Fundamentalmente, ante a ineficácia comprovada do direito internacional humanitário, cabe reconhecer a legitimidade da luta armada do povo palestino. Não existem terroristas em Gaza. O que existe é um povo precariamente armado em uma luta desesperada e desigual por sua própria existência. Conclamar um suposto direito à “autodefesa” dos israelenses ante o “terrorismo extremista” dos palestinos não passa de grosseira hipocrisia.

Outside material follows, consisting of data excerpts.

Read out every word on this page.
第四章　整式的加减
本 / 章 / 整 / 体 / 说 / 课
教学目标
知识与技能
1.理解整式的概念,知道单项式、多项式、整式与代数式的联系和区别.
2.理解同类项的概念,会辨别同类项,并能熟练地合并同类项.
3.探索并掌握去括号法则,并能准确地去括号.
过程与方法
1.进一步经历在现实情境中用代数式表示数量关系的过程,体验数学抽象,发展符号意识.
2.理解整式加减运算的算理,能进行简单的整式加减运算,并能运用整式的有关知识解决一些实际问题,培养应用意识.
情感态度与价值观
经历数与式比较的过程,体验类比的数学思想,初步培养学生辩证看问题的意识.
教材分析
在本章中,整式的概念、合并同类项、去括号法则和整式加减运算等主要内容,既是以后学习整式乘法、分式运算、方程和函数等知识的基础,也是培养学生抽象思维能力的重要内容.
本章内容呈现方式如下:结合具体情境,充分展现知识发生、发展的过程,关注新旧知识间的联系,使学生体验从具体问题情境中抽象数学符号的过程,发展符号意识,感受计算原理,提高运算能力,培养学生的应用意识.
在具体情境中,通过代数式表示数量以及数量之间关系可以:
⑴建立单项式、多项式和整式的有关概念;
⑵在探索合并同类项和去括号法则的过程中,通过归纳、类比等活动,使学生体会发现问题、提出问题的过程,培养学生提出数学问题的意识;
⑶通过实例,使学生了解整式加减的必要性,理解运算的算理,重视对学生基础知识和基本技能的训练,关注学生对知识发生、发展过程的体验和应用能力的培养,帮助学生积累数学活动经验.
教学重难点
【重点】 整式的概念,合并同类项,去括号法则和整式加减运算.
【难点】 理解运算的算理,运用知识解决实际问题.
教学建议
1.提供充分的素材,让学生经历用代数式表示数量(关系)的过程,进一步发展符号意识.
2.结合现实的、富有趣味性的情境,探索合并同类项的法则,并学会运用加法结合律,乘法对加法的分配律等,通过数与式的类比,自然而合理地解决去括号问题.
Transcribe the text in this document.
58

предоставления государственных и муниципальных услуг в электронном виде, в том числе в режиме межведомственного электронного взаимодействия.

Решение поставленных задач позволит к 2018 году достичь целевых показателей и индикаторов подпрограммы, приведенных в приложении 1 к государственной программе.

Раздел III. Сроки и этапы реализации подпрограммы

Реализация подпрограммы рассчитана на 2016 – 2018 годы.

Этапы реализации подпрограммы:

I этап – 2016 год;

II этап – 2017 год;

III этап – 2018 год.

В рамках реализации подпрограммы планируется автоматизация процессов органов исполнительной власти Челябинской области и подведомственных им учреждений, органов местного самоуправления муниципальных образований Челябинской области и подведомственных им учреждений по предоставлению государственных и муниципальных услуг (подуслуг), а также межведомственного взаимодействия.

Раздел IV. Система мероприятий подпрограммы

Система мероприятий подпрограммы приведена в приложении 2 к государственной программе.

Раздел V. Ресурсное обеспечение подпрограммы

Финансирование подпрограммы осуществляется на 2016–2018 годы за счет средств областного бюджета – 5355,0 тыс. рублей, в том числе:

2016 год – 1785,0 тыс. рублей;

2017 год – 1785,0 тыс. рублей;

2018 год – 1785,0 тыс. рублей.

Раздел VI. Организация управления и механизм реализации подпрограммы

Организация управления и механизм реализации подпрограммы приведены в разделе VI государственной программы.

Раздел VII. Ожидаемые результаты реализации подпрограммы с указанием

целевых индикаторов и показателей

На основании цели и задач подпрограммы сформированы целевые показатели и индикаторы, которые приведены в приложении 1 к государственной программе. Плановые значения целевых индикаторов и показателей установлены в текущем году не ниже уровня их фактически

Como percebeu o monarca etíope Hailé Selassié, existe algo mais do que a luta de um povo por sua existência. O que também está em jogo é a própria “moralidade internacional”. Após a conquista da Etiópia pelos fascistas de Mussolini, a Sociedade das Nações sucumbiu à sua própria falta de serventia. Assim como a sua predecessora, a Organização das Nações Unidas também está ameaçada. Ela, que deu origem ao Estado de Israel, pode perecer por não garantir a existência do povo palestino. Se as Nações Unidas perderem a legitimidade que lhe empresta a comunidade das nações, não haverá o que lamentar. Guardemos os lamentos para os sofridos palestinos. Porém, esse heróico povo não precisa de nossos lamentos. Eles precisam é do reconhecimento internacional imediato de seu Estado e de seu território, livre de invasores.

Argemiro Cardoso Moreira Martins é professor Associado de Direito Público da Faculdade de Direito da Universidade de Brasília (UnB), doutor em direito pela Universidade Federal de Minas Gerais (UFMG) e bacharel em direito pela Universidade do Vale do Rio dos Sinos (UNISINOS).